Analis senior dari Kitco Metals, Jim Wyckoff, menilai pasar saat ini sedang dalam fase "menunggu" menjelang batas waktu pukul 20.00 waktu Timur AS.
Ketegangan meningkat setelah Teheran belum menunjukkan itikad untuk memenuhi tuntutan Washington, sementara Trump memberikan peringatan keras mengenai dampak besar yang mungkin terjadi jika kesepakatan gagal tercapai.
Meski dibayangi ancaman konflik fisik, arah pergerakan harga emas sebenarnya masih sangat dipengaruhi oleh kebijakan suku bunga global. Wyckoff menyoroti bahwa jika bank sentral dunia menunda pemangkasan suku bunga, minat investor terhadap emas bisa menyusut karena aset ini tidak menghasilkan imbal hasil (yield).
Sejak ketegangan dengan Iran meletus, harga emas justru sudah merosot sekitar 11 persen. Hal ini terjadi karena lonjakan biaya energi memicu inflasi tinggi, yang memaksa bank sentral mempertahankan kebijakan moneter ketat.

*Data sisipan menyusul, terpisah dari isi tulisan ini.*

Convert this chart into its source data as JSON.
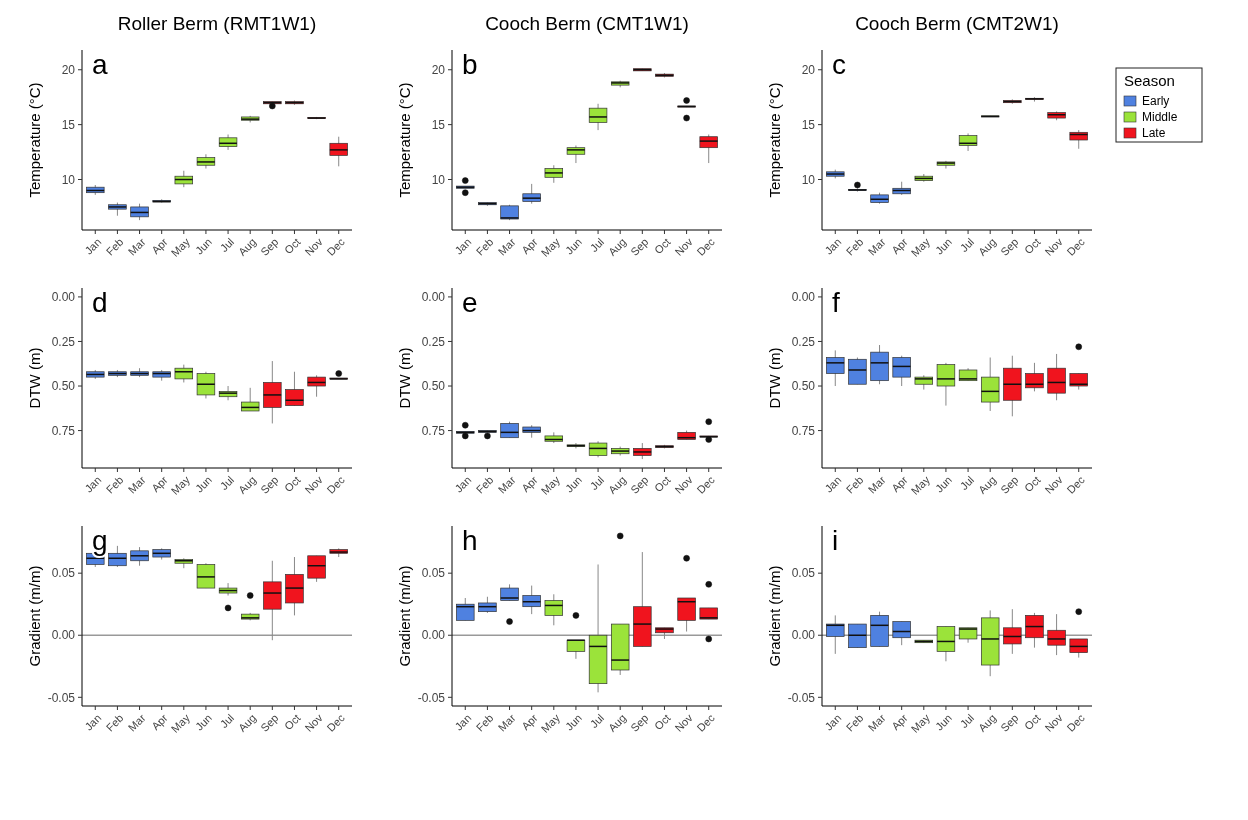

Fokus pasar pekan ini tertuju pada risalah rapat The Fed serta rilis data inflasi AS (PCE dan CPI) untuk mencari petunjuk kebijakan selanjutnya.
Di sisi lain, tren diversifikasi cadangan devisa terus berlanjut. Bank sentral China dilaporkan kembali memborong emas selama 17 bulan berturut-turut sebagai langkah perlindungan di tengah ketidakpastian global.
Berbanding terbalik dengan emas, komoditas logam mulia lainnya justru ditutup di zona merah.
Harga perak turun 1 persen menjadi 72,03 Dolar AS per ons. Platinum melemah 2 persen menjadi 1.939,15. Sedangkan paladium berada di harga 1.455,63 Dolar AS per ons atau menyusut 2 persen.